La frontière n’existait littéralement pas pour ces animaux, qui la traversaient une cinquantaine de fois par an. « Les lynx sont des animaux vulnérables et territoriaux, certains peuvent avoir leurs endroits préférés côté Bélarus. De surcroît, lors de la période de reproduction, ils ont besoin de plus d’espace. Le risque d’extinction dans leur cas est donc très important », ajoute l’expert. Les loups, dont la population était stable dans ces confins forestiers, pourraient bien, eux aussi, être affectés par la clôture.
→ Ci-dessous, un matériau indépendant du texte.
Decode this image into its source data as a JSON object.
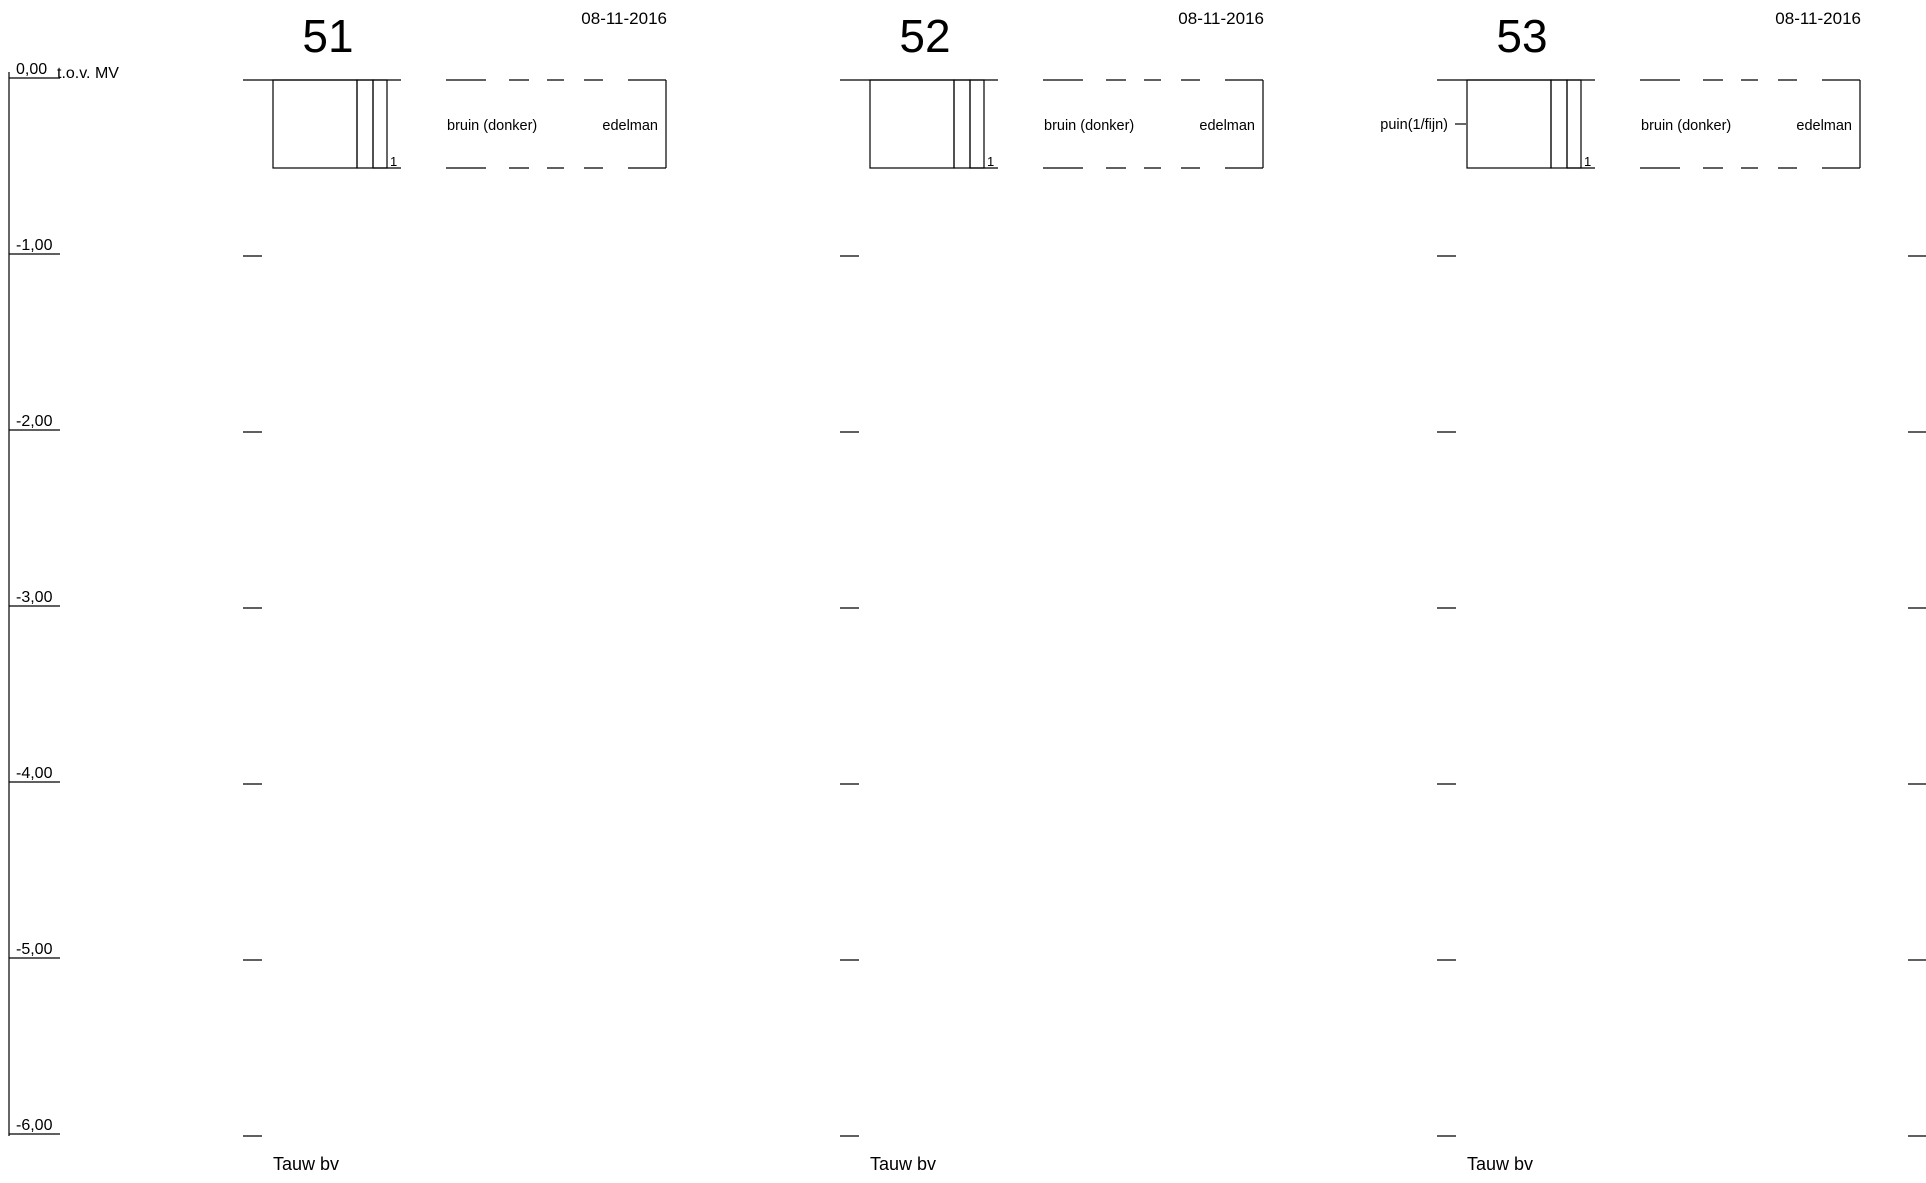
{
  "axis": {
    "reference_label": "t.o.v. MV",
    "depth_labels": [
      "0,00",
      "-1,00",
      "-2,00",
      "-3,00",
      "-4,00",
      "-5,00",
      "-6,00"
    ],
    "depth_values": [
      0,
      -1,
      -2,
      -3,
      -4,
      -5,
      -6
    ]
  },
  "boreholes": [
    {
      "number": "51",
      "date": "08-11-2016",
      "footer": "Tauw bv",
      "layer": {
        "top_depth": 0.0,
        "bottom_depth": -0.5,
        "left_annotation": "",
        "color": "bruin (donker)",
        "method": "edelman",
        "sample_id": "1"
      }
    },
    {
      "number": "52",
      "date": "08-11-2016",
      "footer": "Tauw bv",
      "layer": {
        "top_depth": 0.0,
        "bottom_depth": -0.5,
        "left_annotation": "",
        "color": "bruin (donker)",
        "method": "edelman",
        "sample_id": "1"
      }
    },
    {
      "number": "53",
      "date": "08-11-2016",
      "footer": "Tauw bv",
      "layer": {
        "top_depth": 0.0,
        "bottom_depth": -0.5,
        "left_annotation": "puin(1/fijn)",
        "color": "bruin (donker)",
        "method": "edelman",
        "sample_id": "1"
      }
    }
  ]
}
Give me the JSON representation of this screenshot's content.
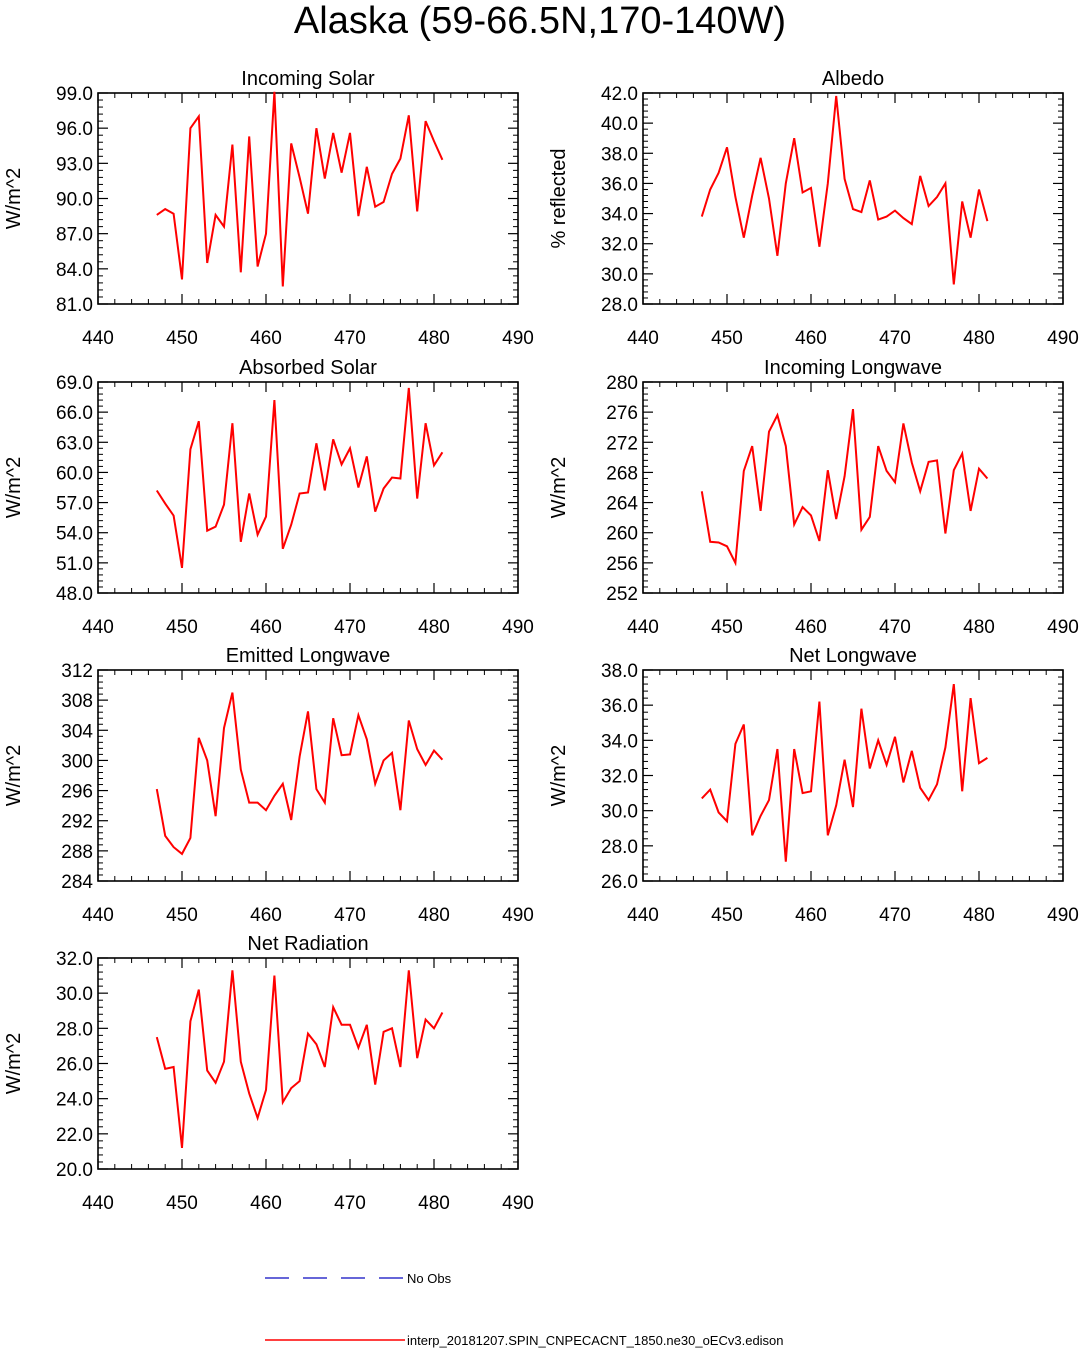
{
  "figure": {
    "title": "Alaska (59-66.5N,170-140W)",
    "line_color": "#ff0000",
    "obs_color": "#3333cc",
    "legend": {
      "obs_label": "No Obs",
      "model_label": "interp_20181207.SPIN_CNPECACNT_1850.ne30_oECv3.edison"
    }
  },
  "chart_data": [
    {
      "type": "line",
      "title": "Incoming Solar",
      "ylabel": "W/m^2",
      "xlim": [
        440,
        490
      ],
      "x_ticks": [
        440,
        450,
        460,
        470,
        480,
        490
      ],
      "ylim": [
        81.0,
        99.0
      ],
      "y_ticks": [
        "81.0",
        "84.0",
        "87.0",
        "90.0",
        "93.0",
        "96.0",
        "99.0"
      ],
      "x": [
        447,
        448,
        449,
        450,
        451,
        452,
        453,
        454,
        455,
        456,
        457,
        458,
        459,
        460,
        461,
        462,
        463,
        464,
        465,
        466,
        467,
        468,
        469,
        470,
        471,
        472,
        473,
        474,
        475,
        476,
        477,
        478,
        479,
        480,
        481
      ],
      "y": [
        88.6,
        89.1,
        88.7,
        83.1,
        96.0,
        97.0,
        84.5,
        88.6,
        87.6,
        94.6,
        83.7,
        95.3,
        84.2,
        87.0,
        99.1,
        82.5,
        94.7,
        91.8,
        88.7,
        96.0,
        91.7,
        95.6,
        92.2,
        95.6,
        88.5,
        92.7,
        89.3,
        89.7,
        92.1,
        93.4,
        97.1,
        88.9,
        96.6,
        94.9,
        93.3
      ]
    },
    {
      "type": "line",
      "title": "Albedo",
      "ylabel": "% reflected",
      "xlim": [
        440,
        490
      ],
      "x_ticks": [
        440,
        450,
        460,
        470,
        480,
        490
      ],
      "ylim": [
        28.0,
        42.0
      ],
      "y_ticks": [
        "28.0",
        "30.0",
        "32.0",
        "34.0",
        "36.0",
        "38.0",
        "40.0",
        "42.0"
      ],
      "x": [
        447,
        448,
        449,
        450,
        451,
        452,
        453,
        454,
        455,
        456,
        457,
        458,
        459,
        460,
        461,
        462,
        463,
        464,
        465,
        466,
        467,
        468,
        469,
        470,
        471,
        472,
        473,
        474,
        475,
        476,
        477,
        478,
        479,
        480,
        481
      ],
      "y": [
        33.8,
        35.6,
        36.7,
        38.4,
        35.1,
        32.4,
        35.2,
        37.7,
        35.0,
        31.2,
        36.0,
        39.0,
        35.4,
        35.7,
        31.8,
        36.0,
        41.8,
        36.3,
        34.3,
        34.1,
        36.2,
        33.6,
        33.8,
        34.2,
        33.7,
        33.3,
        36.5,
        34.5,
        35.1,
        36.0,
        29.3,
        34.8,
        32.4,
        35.6,
        33.5
      ]
    },
    {
      "type": "line",
      "title": "Absorbed Solar",
      "ylabel": "W/m^2",
      "xlim": [
        440,
        490
      ],
      "x_ticks": [
        440,
        450,
        460,
        470,
        480,
        490
      ],
      "ylim": [
        48.0,
        69.0
      ],
      "y_ticks": [
        "48.0",
        "51.0",
        "54.0",
        "57.0",
        "60.0",
        "63.0",
        "66.0",
        "69.0"
      ],
      "x": [
        447,
        448,
        449,
        450,
        451,
        452,
        453,
        454,
        455,
        456,
        457,
        458,
        459,
        460,
        461,
        462,
        463,
        464,
        465,
        466,
        467,
        468,
        469,
        470,
        471,
        472,
        473,
        474,
        475,
        476,
        477,
        478,
        479,
        480,
        481
      ],
      "y": [
        58.2,
        56.9,
        55.7,
        50.5,
        62.3,
        65.1,
        54.2,
        54.6,
        56.8,
        64.9,
        53.1,
        57.9,
        53.8,
        55.6,
        67.2,
        52.4,
        54.8,
        57.9,
        58.0,
        62.9,
        58.2,
        63.3,
        60.8,
        62.4,
        58.5,
        61.6,
        56.1,
        58.4,
        59.5,
        59.4,
        68.4,
        57.4,
        64.9,
        60.7,
        62.0
      ]
    },
    {
      "type": "line",
      "title": "Incoming Longwave",
      "ylabel": "W/m^2",
      "xlim": [
        440,
        490
      ],
      "x_ticks": [
        440,
        450,
        460,
        470,
        480,
        490
      ],
      "ylim": [
        252,
        280
      ],
      "y_ticks": [
        "252",
        "256",
        "260",
        "264",
        "268",
        "272",
        "276",
        "280"
      ],
      "x": [
        447,
        448,
        449,
        450,
        451,
        452,
        453,
        454,
        455,
        456,
        457,
        458,
        459,
        460,
        461,
        462,
        463,
        464,
        465,
        466,
        467,
        468,
        469,
        470,
        471,
        472,
        473,
        474,
        475,
        476,
        477,
        478,
        479,
        480,
        481
      ],
      "y": [
        265.5,
        258.8,
        258.7,
        258.2,
        256.0,
        268.2,
        271.5,
        262.9,
        273.4,
        275.6,
        271.5,
        261.1,
        263.4,
        262.3,
        258.9,
        268.3,
        261.8,
        267.5,
        276.4,
        260.4,
        262.1,
        271.5,
        268.2,
        266.7,
        274.5,
        269.3,
        265.5,
        269.4,
        269.6,
        259.9,
        268.3,
        270.5,
        262.9,
        268.5,
        267.2
      ]
    },
    {
      "type": "line",
      "title": "Emitted Longwave",
      "ylabel": "W/m^2",
      "xlim": [
        440,
        490
      ],
      "x_ticks": [
        440,
        450,
        460,
        470,
        480,
        490
      ],
      "ylim": [
        284,
        312
      ],
      "y_ticks": [
        "284",
        "288",
        "292",
        "296",
        "300",
        "304",
        "308",
        "312"
      ],
      "x": [
        447,
        448,
        449,
        450,
        451,
        452,
        453,
        454,
        455,
        456,
        457,
        458,
        459,
        460,
        461,
        462,
        463,
        464,
        465,
        466,
        467,
        468,
        469,
        470,
        471,
        472,
        473,
        474,
        475,
        476,
        477,
        478,
        479,
        480,
        481
      ],
      "y": [
        296.2,
        290.0,
        288.5,
        287.6,
        289.7,
        303.0,
        300.0,
        292.6,
        304.3,
        309.0,
        298.8,
        294.4,
        294.4,
        293.4,
        295.3,
        296.9,
        292.1,
        300.5,
        306.5,
        296.2,
        294.4,
        305.6,
        300.7,
        300.8,
        306.0,
        302.8,
        296.9,
        300.0,
        301.0,
        293.4,
        305.3,
        301.5,
        299.4,
        301.3,
        300.1
      ]
    },
    {
      "type": "line",
      "title": "Net Longwave",
      "ylabel": "W/m^2",
      "xlim": [
        440,
        490
      ],
      "x_ticks": [
        440,
        450,
        460,
        470,
        480,
        490
      ],
      "ylim": [
        26.0,
        38.0
      ],
      "y_ticks": [
        "26.0",
        "28.0",
        "30.0",
        "32.0",
        "34.0",
        "36.0",
        "38.0"
      ],
      "x": [
        447,
        448,
        449,
        450,
        451,
        452,
        453,
        454,
        455,
        456,
        457,
        458,
        459,
        460,
        461,
        462,
        463,
        464,
        465,
        466,
        467,
        468,
        469,
        470,
        471,
        472,
        473,
        474,
        475,
        476,
        477,
        478,
        479,
        480,
        481
      ],
      "y": [
        30.7,
        31.2,
        29.9,
        29.4,
        33.8,
        34.9,
        28.6,
        29.7,
        30.6,
        33.5,
        27.1,
        33.5,
        31.0,
        31.1,
        36.2,
        28.6,
        30.3,
        32.9,
        30.2,
        35.8,
        32.4,
        34.0,
        32.6,
        34.2,
        31.6,
        33.4,
        31.3,
        30.6,
        31.5,
        33.6,
        37.2,
        31.1,
        36.4,
        32.7,
        33.0
      ]
    },
    {
      "type": "line",
      "title": "Net Radiation",
      "ylabel": "W/m^2",
      "xlim": [
        440,
        490
      ],
      "x_ticks": [
        440,
        450,
        460,
        470,
        480,
        490
      ],
      "ylim": [
        20.0,
        32.0
      ],
      "y_ticks": [
        "20.0",
        "22.0",
        "24.0",
        "26.0",
        "28.0",
        "30.0",
        "32.0"
      ],
      "x": [
        447,
        448,
        449,
        450,
        451,
        452,
        453,
        454,
        455,
        456,
        457,
        458,
        459,
        460,
        461,
        462,
        463,
        464,
        465,
        466,
        467,
        468,
        469,
        470,
        471,
        472,
        473,
        474,
        475,
        476,
        477,
        478,
        479,
        480,
        481
      ],
      "y": [
        27.5,
        25.7,
        25.8,
        21.2,
        28.4,
        30.2,
        25.6,
        24.9,
        26.1,
        31.3,
        26.1,
        24.3,
        22.9,
        24.5,
        31.0,
        23.8,
        24.6,
        25.0,
        27.7,
        27.1,
        25.8,
        29.2,
        28.2,
        28.2,
        26.9,
        28.2,
        24.8,
        27.8,
        28.0,
        25.8,
        31.3,
        26.3,
        28.5,
        28.0,
        28.9
      ]
    }
  ]
}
« Ce sont des prédateurs qui sont à l’affût et ont besoin de pouvoir accéder de près à leur proie. » Si les cours d’eau et les marécages ont été épargnés par l’acier, des barbelés y ont parfois fait irruption, et la faune accède difficilement à la rivière Leśna, notamment. « C’est une très mauvaise nouvelle pour les animaux. Pendant la période de reproduction, les femelles ont besoin d’eau pour leur lactation », insiste Rafał Kowalczyk.
Plantes envahissantes et arbres déracinés
De janvier à juillet, les véhicules militaires et de construction ont très probablement été vecteurs d’espèces invasives, à l’image de la Verge d’or du Canada ou des impatientes, peu répandues au cœur de la forêt de Białowieża. « Cela veut dire qu’à terme, elles pourront réduire l’espace pour les espèces autochtones et dominer la végétation », déplore Rafał Kowalczyk.
Katarzyna Nowak, chercheuse à la station géobotanique de Białowieża, a documenté avec ses collègues les dégâts provoqués par la construction en elle-même, le long de la voie Browska, un sentier historique emprunté par les rois polonais pour se rendre à Vilnius.
« Tous les mammifères passent le long de cette voie : les bisons, les loups, les cerfs… Nous avons relevé 151 arbres endommagés faute de protection suffisante le long de ces quatre kilomètres de terre battue. Certains ont été complètement déracinés, voire coupés, lorsqu’ils bloquaient le passage ou lorsque des véhicules étaient englués dans la boue. »
Le va-et-vient incessant sur cette route a aussi tué de très nombreux insectes et de petits mammifères, regrette l’universitaire. « Des crapauds, grenouilles, petits serpents se sont fait rouler dessus. Soixante-huit vertébrés en ont été victimes, ainsi qu’un nombre incalculable d’insectes, de superbes carabes embrouillés, et d’autres carabes à deux doigts de disparaître. Cette route se trouve juste à l’extérieur du parc national, donc on ne peut pas exclure que d’autres espèces en transit se soient fait percuter. »
Il n’est pas sûr pour autant que la barrière polonaise fasse réagir l’Unesco, alors que la forêt de Białowieża est classée patrimoine mondial de l’humanité depuis 1979. « Il y a encore plusieurs étapes avant d’arriver [au retrait de la forêt de la liste – ndlr], c’est quelque chose qui n’a pas été beaucoup fait dans l’histoire de la convention », précise Guy Debonnet, chef de l’unité patrimoine naturel au sein de l’Unesco. L’institution réclame pourtant – et ce depuis le début – que le lien entre les composantes polonaise et bélarusse du site soit pleinement assuré.